One child cannot sit still in school and is often disruptive. Teachers brand him as the wild child or the hyperactive, others would instantly label him as the one with ADHD [Attention Deficit Hyperactivity Disorder]. What tips can you give his teachers to help him cope in school? Should one consider medication to calm him down? Would that be risky?
All children deal with behavioral problems at some point. But children with ADHD have frequent, severe problems that interfere with the ability to live normal lives. Symptoms are classified in an of 3 categories: 1) Inattention (easily distracted, loses things, daydreams all the time, disorganized), 2) Hyperactivity (talks too much, squirms, cannot stay seated), or 3) Impulsivity (acts or speaks without thinking, interrupts others, unable to wait). These should be observed in more than one setting (home, school, social environment or community).
The child with ADHD often has difficulty in school. He has trouble starting an activity and staying on task, remembering details, managing time, transitioning from one class to the next, talking too much, or working independently.
Parents and teachers may get frustrated but should keep in mind that children with ADHD require higher levels of consistency and help than average children. They need more stimulation in doing tasks in specific settings and time periods. They prefer to make choices rather than be directed by an adult. They get bored easily but seem to do well in competitive activities. They also enjoy provoking emotional reactions from others. Social interactions are often an important source of stimulation. An attentive teacher can provide this.
Guidelines for his teachers
The child should be aware of what exactly is expected of him. Directions should be clear and concise to be well understood. Have the child repeat the instructions aloud.
Do not give too many tasks at one time. Break down tasks into smaller activities. One-step directions are ideal.
Set up regular routines and follow through. Predictability is important.
Alternate physical and mental tasks.
Limit distractions in the classroom (unnecessary noise or activity).

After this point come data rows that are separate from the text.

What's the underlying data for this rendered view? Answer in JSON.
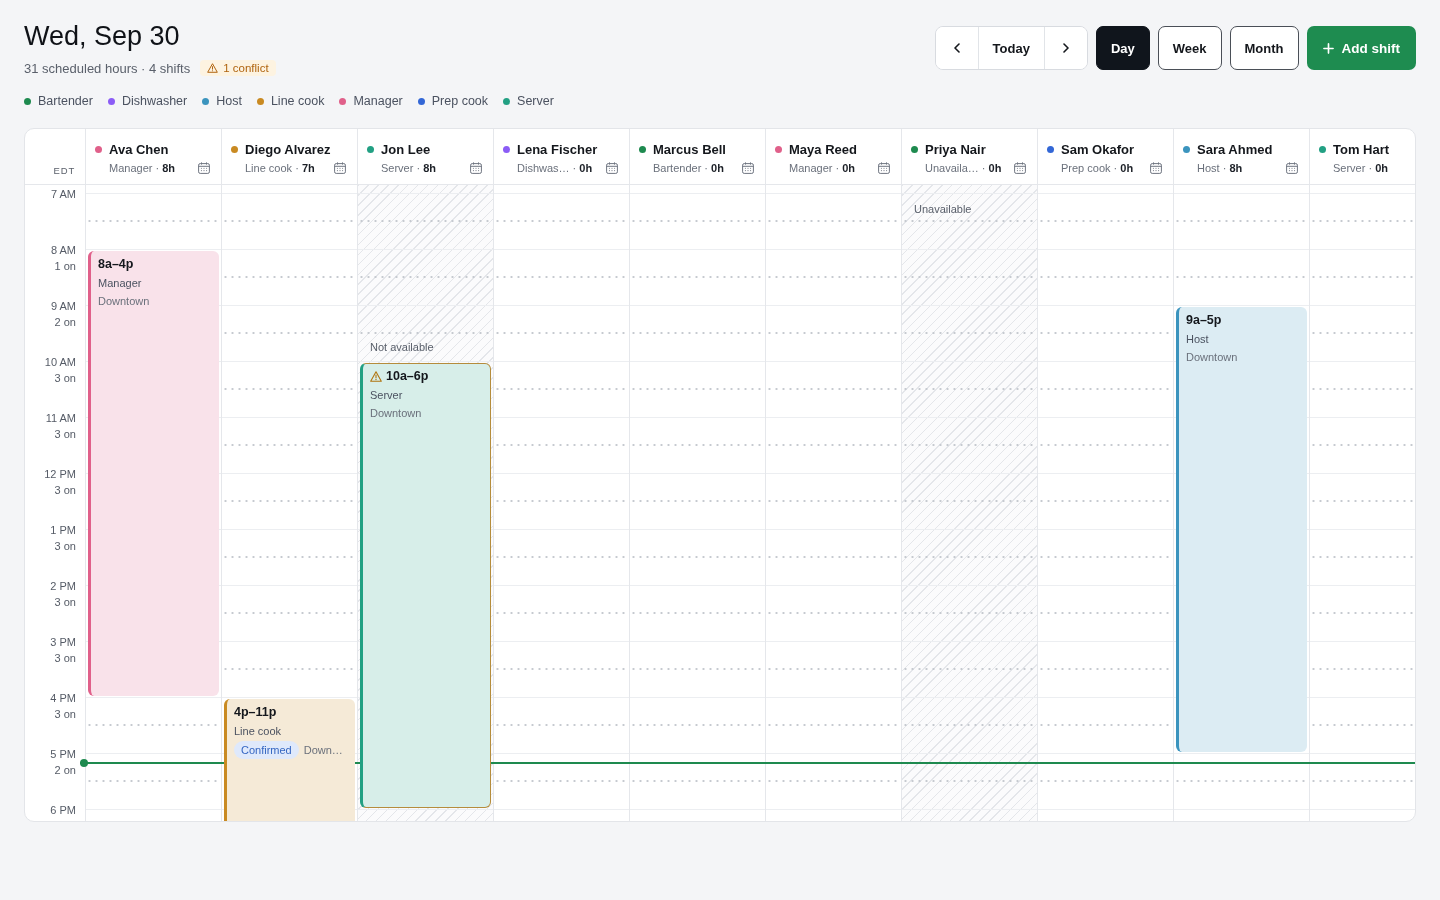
{
  "header": {
    "title": "Wed, Sep 30",
    "summary": "31 scheduled hours · 4 shifts",
    "conflict_badge": "1 conflict"
  },
  "legend": [
    {
      "label": "Bartender",
      "color": "#1e8a4f"
    },
    {
      "label": "Dishwasher",
      "color": "#8b5cf6"
    },
    {
      "label": "Host",
      "color": "#3b94be"
    },
    {
      "label": "Line cook",
      "color": "#c98a22"
    },
    {
      "label": "Manager",
      "color": "#e0608a"
    },
    {
      "label": "Prep cook",
      "color": "#3367d6"
    },
    {
      "label": "Server",
      "color": "#22a083"
    }
  ],
  "toolbar": {
    "today": "Today",
    "views": [
      {
        "label": "Day",
        "selected": true
      },
      {
        "label": "Week",
        "selected": false
      },
      {
        "label": "Month",
        "selected": false
      }
    ],
    "add_button": "Add shift"
  },
  "calendar": {
    "timezone": "EDT",
    "hours": [
      {
        "label": "7 AM",
        "current": false
      },
      {
        "label": "8 AM",
        "count": "1 on",
        "current": false
      },
      {
        "label": "9 AM",
        "count": "2 on",
        "current": false
      },
      {
        "label": "10 AM",
        "count": "3 on",
        "current": false
      },
      {
        "label": "11 AM",
        "count": "3 on",
        "current": false
      },
      {
        "label": "12 PM",
        "count": "3 on",
        "current": false
      },
      {
        "label": "1 PM",
        "count": "3 on",
        "current": false
      },
      {
        "label": "2 PM",
        "count": "3 on",
        "current": false
      },
      {
        "label": "3 PM",
        "count": "3 on",
        "current": false
      },
      {
        "label": "4 PM",
        "count": "3 on",
        "current": false
      },
      {
        "label": "5 PM",
        "count": "2 on",
        "current": true
      },
      {
        "label": "6 PM",
        "current": false
      }
    ],
    "columns": [
      {
        "name": "Ava Chen",
        "color": "#e0608a",
        "detail": "Manager · **8h**",
        "schedule_icon": true,
        "shifts": [
          {
            "time": "8a–4p",
            "role": "Manager",
            "location": "Downtown",
            "color": "#e0608a",
            "conflict": false
          }
        ]
      },
      {
        "name": "Diego Alvarez",
        "color": "#c98a22",
        "detail": "Line cook · **7h**",
        "schedule_icon": true,
        "shifts": [
          {
            "time": "4p–11p",
            "role": "Line cook",
            "status": "Confirmed",
            "location": "Down…",
            "color": "#c98a22",
            "conflict": false
          }
        ]
      },
      {
        "name": "Jon Lee",
        "color": "#22a083",
        "detail": "Server · **8h**",
        "schedule_icon": true,
        "availability_note": "Not available",
        "shifts": [
          {
            "time": "10a–6p",
            "role": "Server",
            "location": "Downtown",
            "color": "#22a083",
            "conflict": true
          }
        ]
      },
      {
        "name": "Lena Fischer",
        "color": "#8b5cf6",
        "detail": "Dishwas… · **0h**",
        "schedule_icon": true
      },
      {
        "name": "Marcus Bell",
        "color": "#1e8a4f",
        "detail": "Bartender · **0h**",
        "schedule_icon": true
      },
      {
        "name": "Maya Reed",
        "color": "#e0608a",
        "detail": "Manager · **0h**",
        "schedule_icon": true
      },
      {
        "name": "Priya Nair",
        "color": "#1e8a4f",
        "detail": "Unavaila… · **0h**",
        "schedule_icon": true,
        "availability_note": "Unavailable"
      },
      {
        "name": "Sam Okafor",
        "color": "#3367d6",
        "detail": "Prep cook · **0h**",
        "schedule_icon": true
      },
      {
        "name": "Sara Ahmed",
        "color": "#3b94be",
        "detail": "Host · **8h**",
        "schedule_icon": true,
        "shifts": [
          {
            "time": "9a–5p",
            "role": "Host",
            "location": "Downtown",
            "color": "#3b94be",
            "conflict": false
          }
        ]
      },
      {
        "name": "Tom Hart",
        "color": "#22a083",
        "detail": "Server · **0h**",
        "schedule_icon": false
      }
    ]
  }
}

Help students organize their things in the classroom.
Use hand signals to indicate when the child ma talk or should stop talking.
Positive reinforcement through reward and praise can motivate the child to do better or to succeed.
Be supportive and non-critical when pointing out errors.
Teachers should reprimand in private, and in a calm, non-emotional way.
Adjust your expectations of the child. Focus on the effort and not just the grades.
Be available to help when needed.
The Role of Medications
Many children improve remarkably once started on stimulants. Hyperactivity is reduced and they can focus on working and learning. But parents should be aware of common side effects. One concern is that the child becomes very irritable when the medicine starts wearing off. Adjust the dosing schedule so that symptoms do not start to reappear at a time when the child needs to do school work. Natural “downtime” activities like listening to music, taking a bath or reading are good remedies to try. Let your child engage in physical activities to “burn off or release” the extra energy.
Another side effect is weight loss. Monitor the food intake and provide healthy and nutritious snacks or meals. Other known side effects include: headaches, stomach ache, insomnia, fast heart rates, vomiting, and certain tics. As with all medication, your doctor should be aware if the child has allergies, other illnesses, or other medicines taken at the same time.